Many people think that monks spend all day sitting on the ground praying, but in Thailand they're significantly cooler than that. While always remaining true to their spiritual calling, the perpetually saffron-robed holy men can be seen at various spots around the city riding the subway, chatting on iPhones or updating blogs in internet cafes.

48. Color-coding of ... everything

In Bangkok, colors help define and separate everything, from ideas and zones to political movements. In fact, each day is assigned its own color; you'll likely see a lot more blue shirts on a Friday, pink on Tuesday, yellow on Monday and so on.
It's even spilled over into politics, with the disparate factions turning up to mass rallies in "their" color. After the recent political turmoil in the capital, a popular joke suggested changing the traditional Thai greeting from "Have you eaten yet?" to "What color are you?"

49. The police are actually Boy Scouts

"Be prepared" is a motto many of us know, and the Bangkok police live it everyday. An example: because of the city's legendarily bad traffic, being stuck in a car while, oh, say, giving birth, can really put a damper on things.
That's why many of the police are equipped with special clippers that they can use to cut an umbilical cord. Back-seat births happen more often than you'd think.

50. Dinosaurs!

Don't miss the Lumpini lizards.Don't miss the Lumpini lizards.

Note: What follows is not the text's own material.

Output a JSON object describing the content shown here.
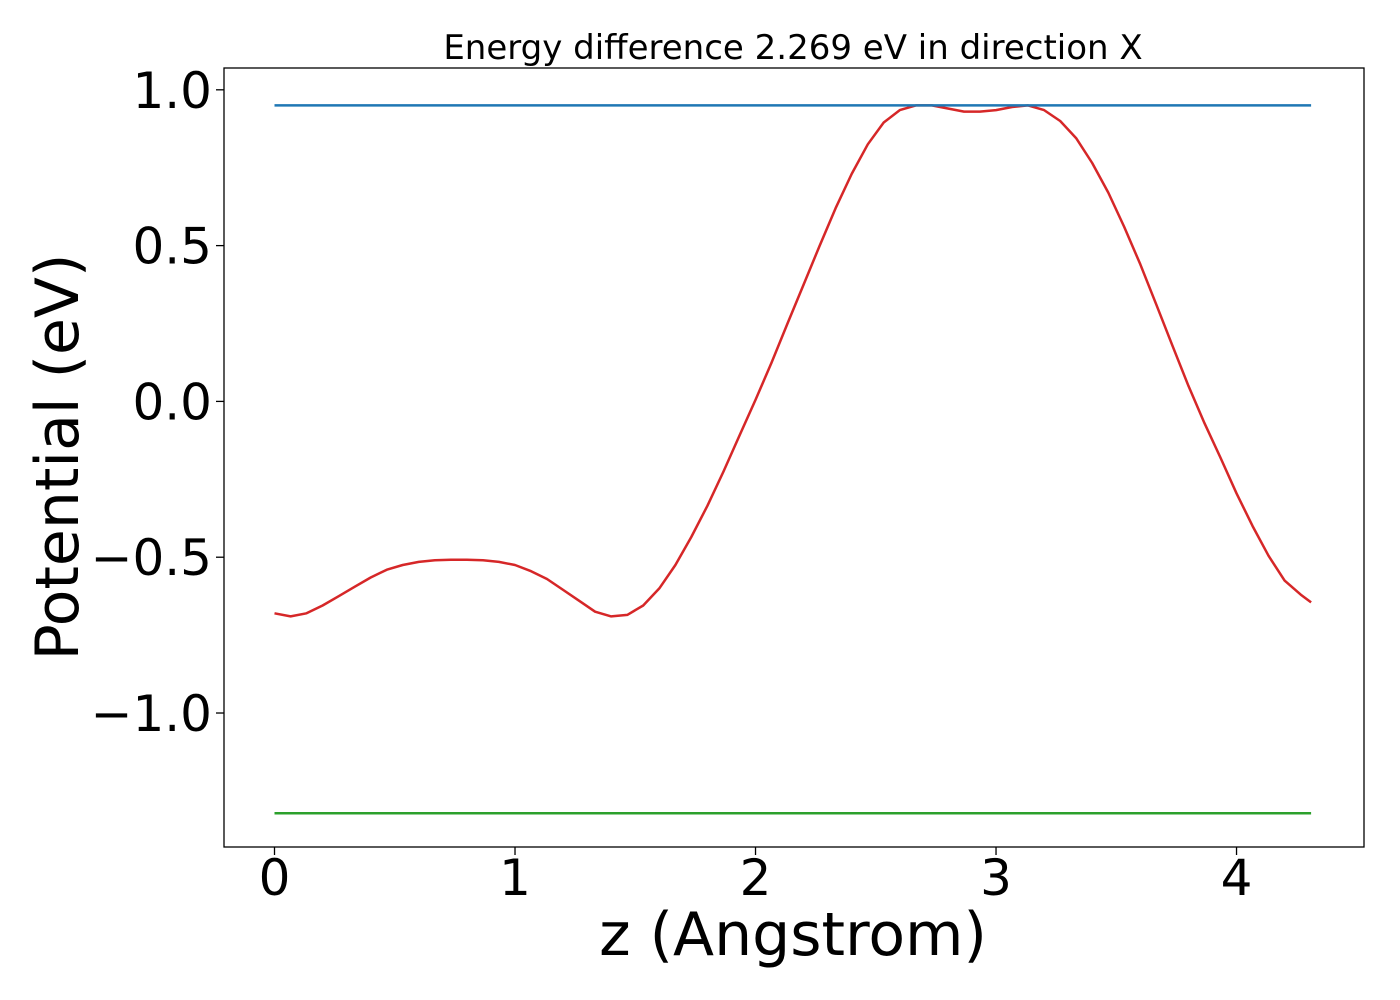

It may not be Jurassic Park, but Bangkok's version of Central Park -- Lumpini -- has reptiles big enough to give you a fright if you're not expecting to see one. The Varanus salvator (water monitor), which can grow up to nearly three meters (nine feet) in length, usually just ambles along the mud and grass around the water, but sometimes scrambles across a pathway to another pond. Don't worry, most of them are only about a meter (three feet) long. Most of them.